The compression set is a critical parameter for evaluating the plastic deformation of soft foam under a compression environment, and a reduced value means increased elasticity. It has been widely reported that the EVA foam with a density of 0.15–0.20 g/cm³ has a compression set of about 40–60% [43,44], while that of TPU foam with a density of 0.15 g/cm³ has a value of 25–35% [45,46]. Figure 10 shows that the compression sets of both PBAT and PBAT/PBS foams are 28.5–31.3%. This is similar to the TPU foam but much better than the cross-linked EVA foam. The excellent compression set value ensures that PBAT foam can be used in shoe foam applications. It was interesting to find that the PBS loading decreased the compression set a little bit, which suggests that the nano-sized PBS phase did not increase plastic deformation under compression.

3.7. Resilience and Hardness of the Foams of PBAT/PBS Blends

Besides the compression set, the elasticity performance is another critical parameter to evaluate the soft foam. A falling-ball rebound tester was used to calculate the elasticity of the PBAT foams, and the results are shown in Figure 11. It is indicated that the resilience of the PBAT foams is about 56.2–58.7%, which is higher than that of the EVA foam, with a value of about 50% [47], but is similar to that of aromatic TPU foam, with a value of about 55–60% [45]. This demonstrates that the PBAT foam with non-crosslinking structure already presents well-defined elasticity, making it a potential candidate for replacing EVA foam or even TPU foam in shoe applications.

Figure 11 indicates that PBAT foams have a hardness of about 41–45 degree, which is the usual requirement for EVA foam in shoe applications.

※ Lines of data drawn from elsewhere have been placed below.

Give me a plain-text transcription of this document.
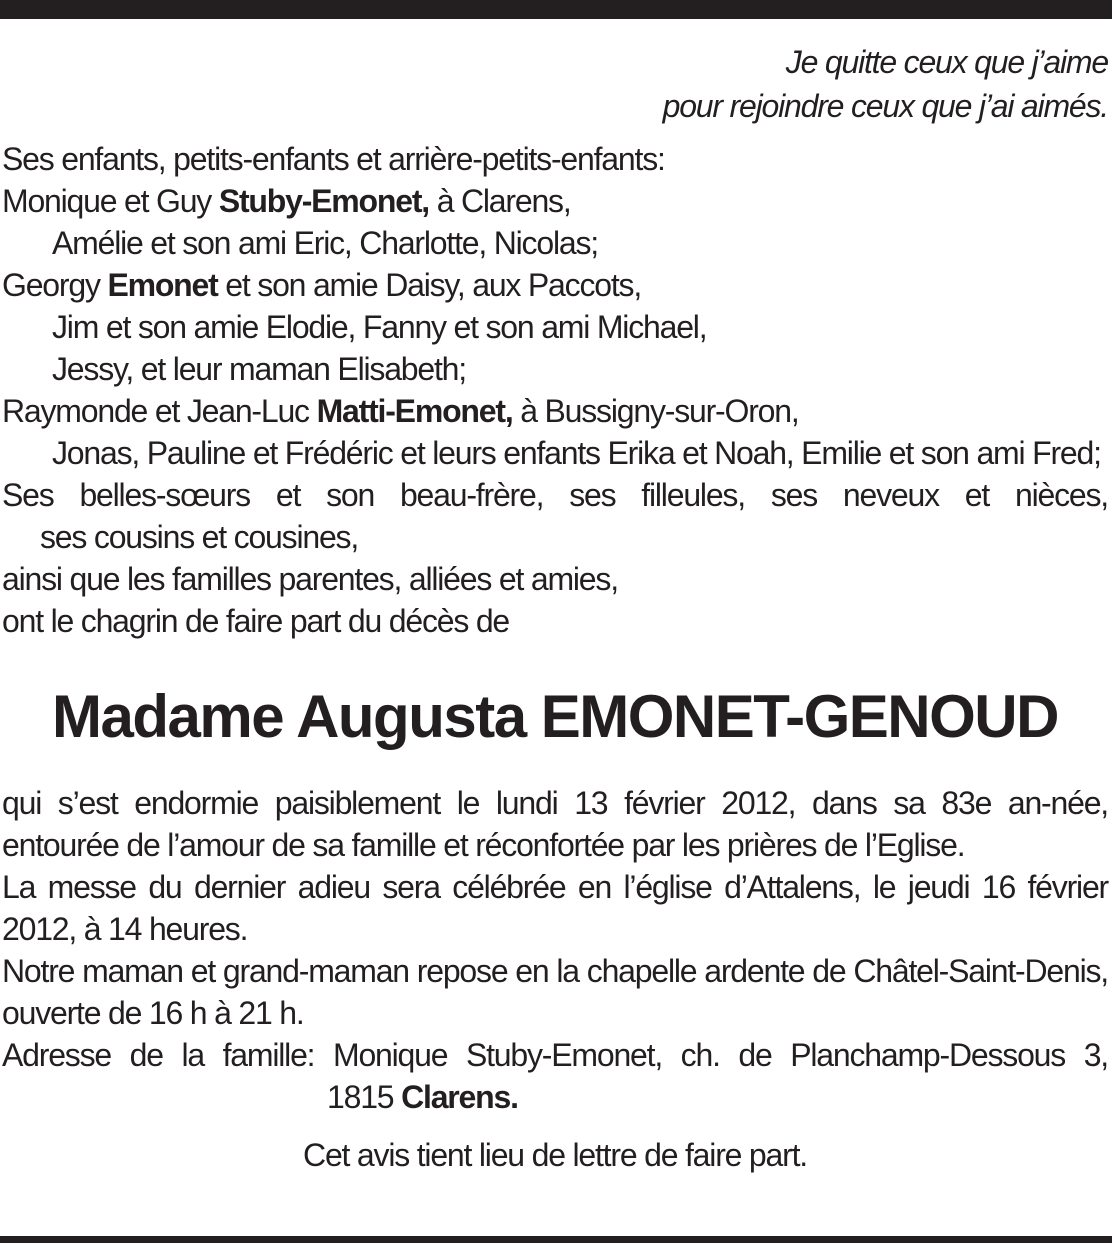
Je quitte ceux que j’aime
pour rejoindre ceux que j’ai aimés.
Ses enfants, petits-enfants et arrière-petits-enfants:
Monique et Guy Stuby-Emonet, à Clarens,
Amélie et son ami Eric, Charlotte, Nicolas;
Georgy Emonet et son amie Daisy, aux Paccots,
Jim et son amie Elodie, Fanny et son ami Michael,
Jessy, et leur maman Elisabeth;
Raymonde et Jean-Luc Matti-Emonet, à Bussigny-sur-Oron,
Jonas, Pauline et Frédéric et leurs enfants Erika et Noah, Emilie et son ami Fred;
Ses belles-sœurs et son beau-frère, ses filleules, ses neveux et nièces,
ses cousins et cousines,
ainsi que les familles parentes, alliées et amies,
ont le chagrin de faire part du décès de
Madame Augusta EMONET-GENOUD

qui s’est endormie paisiblement le lundi 13 février 2012, dans sa 83e an-née, entourée de l’amour de sa famille et réconfortée par les prières de l’Eglise.

La messe du dernier adieu sera célébrée en l’église d’Attalens, le jeudi 16 février 2012, à 14 heures.

Notre maman et grand-maman repose en la chapelle ardente de Châtel-Saint-Denis, ouverte de 16 h à 21 h.

Adresse de la famille: Monique Stuby-Emonet, ch. de Planchamp-Dessous 3,
1815 Clarens.
Cet avis tient lieu de lettre de faire part.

Meanwhile, the small amount of PBS loading did not obviously increase the hardness of foams, ensuring that the PBAT/PBS blend foam has an excellent surface feel.

4. Conclusions

In this work, soft PBAT and PBAT/PBS blend foams were prepared by a physical foaming process. Both CO₂ and a CO₂/N₂ gas mixture were used as blowing agents. PBAT and PBS had similar chemical structures, and the near-nano-sized tiny PBS phase could be observed in PBAT5 and PBAT10. CO₂ presented high gas solubility and high gas diffusivity, which ensured the as-prepared PBAT foam with a 31 times initial volume expansion, but extreme shrinkage only caused a 5.7 times expansion in the final foam. This kind of shrinkage could be significantly mitigated by using a CO₂/N₂ mixture, where the mixed gas presented much lower gas solubility and gas diffusivity. The influence of PBS and N₂ usage on the foam shrinkage was investigated and then optimized, and the PBAT10 foam, with maximum expansion ratio of 14.7 times, was achieved. A schematic diagram was built to explain the possible mechanism. The decrease in pressure difference within and outside the cell structure and the increased modulus due to the loading of the crystallized PBS phase are possible reasons for the preparation of PBAT/PBS foams with a higher expansion ratio, less shrinkage, and smooth foam surface. The properties of PBAT/PBS foams were investigated, and the foams, with suitable hardness, low compression set, and high rebound, were found to be useful for shoe applications. The PBS loading of 5–10% did not spoil the soft nature of the PBAT foam but improved its thermal stability, which is beneficial for its use in real-world applications.